Jangan sampai anak dibully dan habis emosinya jika ia menerima konsekuensi dari hukuman kita. Hindari hukuman fisik dan psikis, seperti menggunakan kata-kata kasar yang tidak tepat, mencubit atau memukul. Dampak kekerasan pada anak ini karena bekas tamparan atau jepitan bisa saja hilang.

Namun, ingatan tentang kekerasan orang tua dan rasa sakit hati anak akan tetap ada sepanjang hidupnya. Seperti pemberian hadiah, hukuman harus dievaluasi untuk menentukan apakah hukuman yang kita gunakan memiliki efek positif atau sebaliknya.

Diana Baumrind percaya ada satu cara terbaik untuk membesarkan anak. Diana percaya bahwa orang tua tidak boleh menghakimi atau memaksa. Sebaliknya, orang tua menetapkan aturan untuk anak-anak dan mencintai mereka.

Diana Baumrind juga mengatakan bahwa terdapat model atau pola pendidikan yaitu: model pendidikan otoriter, model pola pendidikan demokratis, model pendidikan dan model pengasuhan pola pendidikan otoritatif (Santrock, 2007). Namun, banyak orang tua menggunakan kombinasi teknik daripada teknik tunggal, meskipun salah satu teknik mungkin lebih dominan.

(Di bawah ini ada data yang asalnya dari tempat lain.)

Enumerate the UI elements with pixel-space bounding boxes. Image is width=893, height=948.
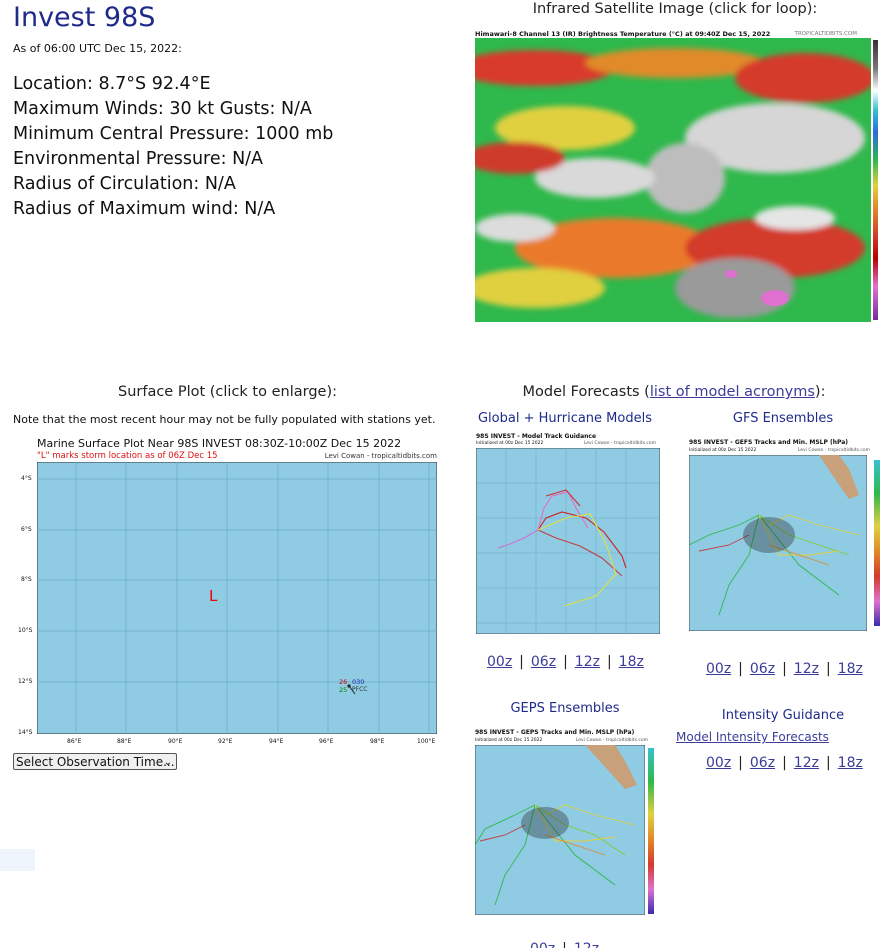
- lon-tick: 94°E: [269, 738, 284, 745]
- observation-time-select-label: Select Observation Time...: [16, 755, 175, 769]
- global-models-image[interactable]: 98S INVEST - Model Track Guidance Initia…: [472, 430, 664, 640]
- model-heading-suffix: ):: [814, 384, 826, 400]
- model-forecasts-heading: Model Forecasts (list of model acronyms)…: [455, 384, 893, 400]
- gfs-colorbar: [874, 460, 880, 626]
- lat-tick: 14°S: [18, 729, 33, 736]
- geps-image-title: 98S INVEST - GEPS Tracks and Min. MSLP (…: [475, 729, 635, 736]
- surface-plot-title: Marine Surface Plot Near 98S INVEST 08:3…: [37, 437, 402, 450]
- gfs-image-credit: Levi Cowan - tropicaltidbits.com: [797, 448, 870, 453]
- intensity-guidance-title: Intensity Guidance: [721, 708, 845, 723]
- storm-env-pressure: Environmental Pressure: N/A: [13, 149, 264, 169]
- model-heading-prefix: Model Forecasts (: [522, 384, 650, 400]
- storm-radius-circulation: Radius of Circulation: N/A: [13, 174, 236, 194]
- geps-ensembles-image[interactable]: 98S INVEST - GEPS Tracks and Min. MSLP (…: [472, 726, 662, 922]
- storm-location-marker: L: [209, 587, 218, 605]
- lat-tick: 6°S: [21, 526, 32, 533]
- lat-tick: 10°S: [18, 627, 33, 634]
- satellite-colorbar: [873, 40, 878, 320]
- gfs-track-map: [689, 455, 867, 631]
- lat-tick: 8°S: [21, 576, 32, 583]
- as-of-timestamp: As of 06:00 UTC Dec 15, 2022:: [13, 42, 182, 55]
- global-run-06z[interactable]: 06z: [530, 654, 557, 670]
- geps-run-12z[interactable]: 12z: [574, 941, 599, 948]
- intensity-forecasts-link[interactable]: Model Intensity Forecasts: [676, 730, 829, 744]
- intensity-run-18z[interactable]: 18z: [837, 755, 863, 771]
- global-image-subtitle: Initialized at 00z Dec 15 2022: [476, 441, 544, 446]
- chevron-down-icon: ⌄: [163, 757, 172, 768]
- intensity-run-00z[interactable]: 00z: [706, 755, 732, 771]
- intensity-run-links: 00z | 06z | 12z | 18z: [706, 755, 863, 771]
- gfs-ensembles-title: GFS Ensembles: [732, 411, 834, 426]
- gfs-image-subtitle: Initialized at 00z Dec 15 2022: [689, 448, 757, 453]
- global-models-title: Global + Hurricane Models: [477, 411, 652, 426]
- satellite-heading: Infrared Satellite Image (click for loop…: [532, 1, 818, 17]
- satellite-image[interactable]: Himawari-8 Channel 13 (IR) Brightness Te…: [461, 28, 879, 328]
- geps-ensembles-title: GEPS Ensembles: [510, 701, 620, 716]
- global-image-title: 98S INVEST - Model Track Guidance: [476, 433, 597, 440]
- storm-title: Invest 98S: [13, 2, 156, 33]
- surface-plot-credit: Levi Cowan - tropicaltidbits.com: [324, 452, 437, 460]
- surface-heading: Surface Plot (click to enlarge):: [117, 384, 337, 400]
- station-pressure: 030: [352, 678, 365, 686]
- storm-min-pressure: Minimum Central Pressure: 1000 mb: [13, 124, 334, 144]
- lon-tick: 88°E: [117, 738, 132, 745]
- satellite-ir-field: [475, 38, 871, 322]
- lon-tick: 100°E: [417, 738, 436, 745]
- observation-time-select[interactable]: Select Observation Time... ⌄: [13, 753, 177, 770]
- geps-run-00z[interactable]: 00z: [530, 941, 555, 948]
- satellite-credit: TROPICALTIDBITS.COM: [794, 31, 858, 37]
- station-temp: 26: [339, 678, 348, 686]
- station-dewpoint: 25: [339, 686, 348, 694]
- surface-plot-subtitle: "L" marks storm location as of 06Z Dec 1…: [37, 451, 218, 461]
- satellite-image-title: Himawari-8 Channel 13 (IR) Brightness Te…: [475, 30, 771, 38]
- global-run-00z[interactable]: 00z: [487, 654, 513, 670]
- global-image-credit: Levi Cowan - tropicaltidbits.com: [583, 441, 656, 446]
- lon-tick: 90°E: [168, 738, 183, 745]
- global-run-links: 00z | 06z | 12z | 18z: [487, 654, 644, 670]
- storm-location: Location: 8.7°S 92.4°E: [13, 74, 211, 94]
- surface-plot-image[interactable]: Marine Surface Plot Near 98S INVEST 08:3…: [13, 435, 443, 750]
- storm-radius-max-wind: Radius of Maximum wind: N/A: [13, 199, 276, 219]
- storm-max-winds: Maximum Winds: 30 kt Gusts: N/A: [13, 99, 312, 119]
- surface-note: Note that the most recent hour may not b…: [13, 413, 436, 426]
- station-id: PFCC: [352, 686, 368, 693]
- gfs-image-title: 98S INVEST - GEFS Tracks and Min. MSLP (…: [689, 439, 849, 446]
- intensity-forecasts-link-text[interactable]: Model Intensity Forecasts: [676, 730, 829, 744]
- gfs-run-12z[interactable]: 12z: [793, 661, 819, 677]
- intensity-run-06z[interactable]: 06z: [749, 755, 776, 771]
- lon-tick: 98°E: [370, 738, 385, 745]
- geps-image-credit: Levi Cowan - tropicaltidbits.com: [575, 738, 648, 743]
- model-acronyms-link[interactable]: list of model acronyms: [649, 384, 815, 400]
- geps-run-links: 00z|12z: [530, 941, 599, 948]
- lat-tick: 12°S: [18, 678, 33, 685]
- scroll-indicator: [0, 849, 35, 871]
- gfs-ensembles-image[interactable]: 98S INVEST - GEFS Tracks and Min. MSLP (…: [686, 436, 886, 634]
- geps-colorbar: [648, 748, 654, 914]
- surface-map: [37, 462, 437, 734]
- gfs-run-00z[interactable]: 00z: [706, 661, 732, 677]
- lon-tick: 96°E: [319, 738, 334, 745]
- global-track-map: [476, 448, 660, 634]
- intensity-run-12z[interactable]: 12z: [793, 755, 819, 771]
- global-run-12z[interactable]: 12z: [574, 654, 600, 670]
- geps-image-subtitle: Initialized at 00z Dec 15 2022: [475, 738, 543, 743]
- lon-tick: 86°E: [67, 738, 82, 745]
- lon-tick: 92°E: [218, 738, 233, 745]
- global-run-18z[interactable]: 18z: [618, 654, 644, 670]
- gfs-run-links: 00z | 06z | 12z | 18z: [706, 661, 863, 677]
- geps-track-map: [475, 745, 645, 915]
- gfs-run-06z[interactable]: 06z: [749, 661, 776, 677]
- gfs-run-18z[interactable]: 18z: [837, 661, 863, 677]
- lat-tick: 4°S: [21, 475, 32, 482]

Pendidikan yang konsisten umumnya dianjurkan, orang tua yang bijak mungkin merasa perlu untuk lebih mengetahui pola asuh permisif dalam beberapa situasi dan berwibawa dalam situasi lain, tetapi otoriter dalam situasi lain. Oleh karena itu orang tua harus mempunyai tujuan yang jelas untuk membesarkan dan mendidik anak-anaknya, dan tujuan itu harus dirumuskan sejak anak dilahirkan.